Referring to FIGS. 3 and 4, and the accompanying text, of pending application Ser. No. 09/706,430, a print shop is configured for a given job mix by grouping resources into autonomous cells and then determining, with a simulation, whether the cells are suitably arranged. This configuration uses intercellular flow to gage when the autonomous cell arrangement is ready to be fixed in place. Inherent in developing the configuration are certain assumptions regarding job mix. That is, with proper correspondence of autonomous cells to job mix intercellular flow should be minimized. When such correspondence exists, each job, across a significant number of jobs, will be processed within a corresponding autonomous cell so that benefits from small-batch production with associated fast turnaround times (TAT), better quality control, less management overhead and lower work in progress (WIP), can be achieved.

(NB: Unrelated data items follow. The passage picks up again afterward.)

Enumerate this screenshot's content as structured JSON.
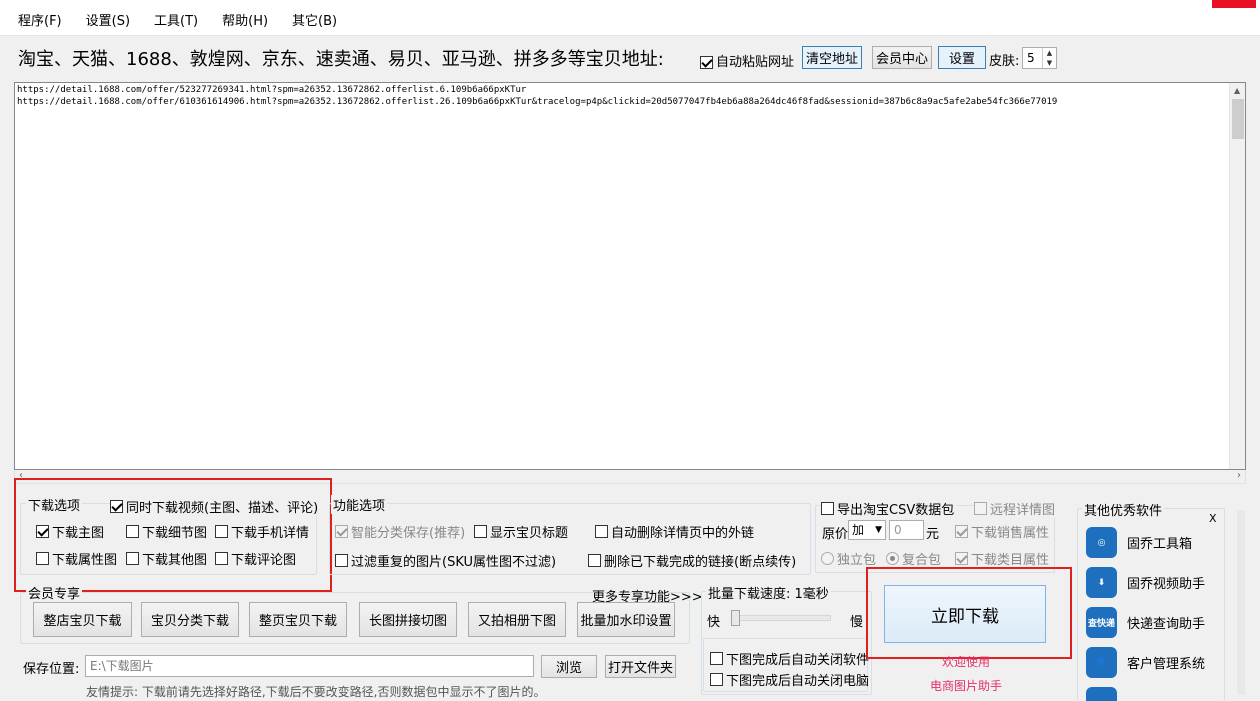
{
  "menu": [
    {
      "label": "程序(F)"
    },
    {
      "label": "设置(S)"
    },
    {
      "label": "工具(T)"
    },
    {
      "label": "帮助(H)"
    },
    {
      "label": "其它(B)"
    }
  ],
  "header": {
    "address_label": "淘宝、天猫、1688、敦煌网、京东、速卖通、易贝、亚马逊、拼多多等宝贝地址:",
    "auto_paste_label": "自动粘贴网址",
    "clear_button": "清空地址",
    "member_button": "会员中心",
    "settings_button": "设置",
    "skin_label": "皮肤:",
    "skin_value": "5"
  },
  "urls": [
    "https://detail.1688.com/offer/523277269341.html?spm=a26352.13672862.offerlist.6.109b6a66pxKTur",
    "https://detail.1688.com/offer/610361614906.html?spm=a26352.13672862.offerlist.26.109b6a66pxKTur&tracelog=p4p&clickid=20d5077047fb4eb6a88a264dc46f8fad&sessionid=387b6c8a9ac5afe2abe54fc366e77019"
  ],
  "download_options": {
    "title": "下载选项",
    "video_label": "同时下载视频(主图、描述、评论)",
    "main_image": "下载主图",
    "detail_image": "下载细节图",
    "mobile_detail": "下载手机详情",
    "attr_image": "下载属性图",
    "other_image": "下载其他图",
    "review_image": "下载评论图"
  },
  "function_options": {
    "title": "功能选项",
    "smart_save": "智能分类保存(推荐)",
    "show_title": "显示宝贝标题",
    "auto_delete_links": "自动删除详情页中的外链",
    "filter_dup": "过滤重复的图片(SKU属性图不过滤)",
    "delete_done_links": "删除已下载完成的链接(断点续传)"
  },
  "csv_options": {
    "export_csv": "导出淘宝CSV数据包",
    "remote_detail": "远程详情图",
    "price_label": "原价",
    "price_op": "加",
    "price_value": "0",
    "unit": "元",
    "sales_attr": "下载销售属性",
    "single_pack": "独立包",
    "combined_pack": "复合包",
    "category_attr": "下载类目属性"
  },
  "member": {
    "title": "会员专享",
    "more": "更多专享功能>>>",
    "buttons": [
      "整店宝贝下载",
      "宝贝分类下载",
      "整页宝贝下载",
      "长图拼接切图",
      "又拍相册下图",
      "批量加水印设置"
    ]
  },
  "speed": {
    "title": "批量下载速度: 1毫秒",
    "fast": "快",
    "slow": "慢",
    "close_app": "下图完成后自动关闭软件",
    "shutdown": "下图完成后自动关闭电脑"
  },
  "download_now": "立即下载",
  "welcome_line1": "欢迎使用",
  "welcome_line2": "电商图片助手",
  "save": {
    "label": "保存位置:",
    "path": "E:\\下载图片",
    "browse": "浏览",
    "open_folder": "打开文件夹",
    "tip": "友情提示: 下载前请先选择好路径,下载后不要改变路径,否则数据包中显示不了图片的。"
  },
  "other_software": {
    "title": "其他优秀软件",
    "close": "X",
    "items": [
      {
        "label": "固乔工具箱",
        "icon": "toolbox-icon",
        "icon_text": "◎"
      },
      {
        "label": "固乔视频助手",
        "icon": "video-download-icon",
        "icon_text": "⬇"
      },
      {
        "label": "快递查询助手",
        "icon": "express-query-icon",
        "icon_text": "查快递"
      },
      {
        "label": "客户管理系统",
        "icon": "customer-icon",
        "icon_text": "👤"
      }
    ]
  },
  "colors": {
    "accent_red": "#e0201c",
    "pink_text": "#e3306a",
    "app_icon_blue": "#1f6fbf"
  }
}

The above approach to configuring the autonomous cells, teaching that cell arrangement is to be fixed upon print shop set-up, can be quite effective as long as job mix remains stable. As job mix changes, however, intercellular flow, among other parameters, can readily exceed an acceptable level. With this increase in intercellular flow, the above-mentioned benefits will inevitably be lost. While a need exists for dynamically reconfiguring the autonomous cells as job mix changes, an ad hoc shuffling of resources (e.g., equipment, software and labor) among autonomous cells can be time consuming and expensive. Moreover, without a rigorous approach for determining the outcome of such shuffling prior to actually doing it, there is no assurance that intercellular flow will even decrease markedly. Hence, it would be desirable to provide a non-intrusive approach for adequately gagging the effect of dynamically reconfiguring a group of autonomous cells prior to actually altering the resource mix among the autonomous cells.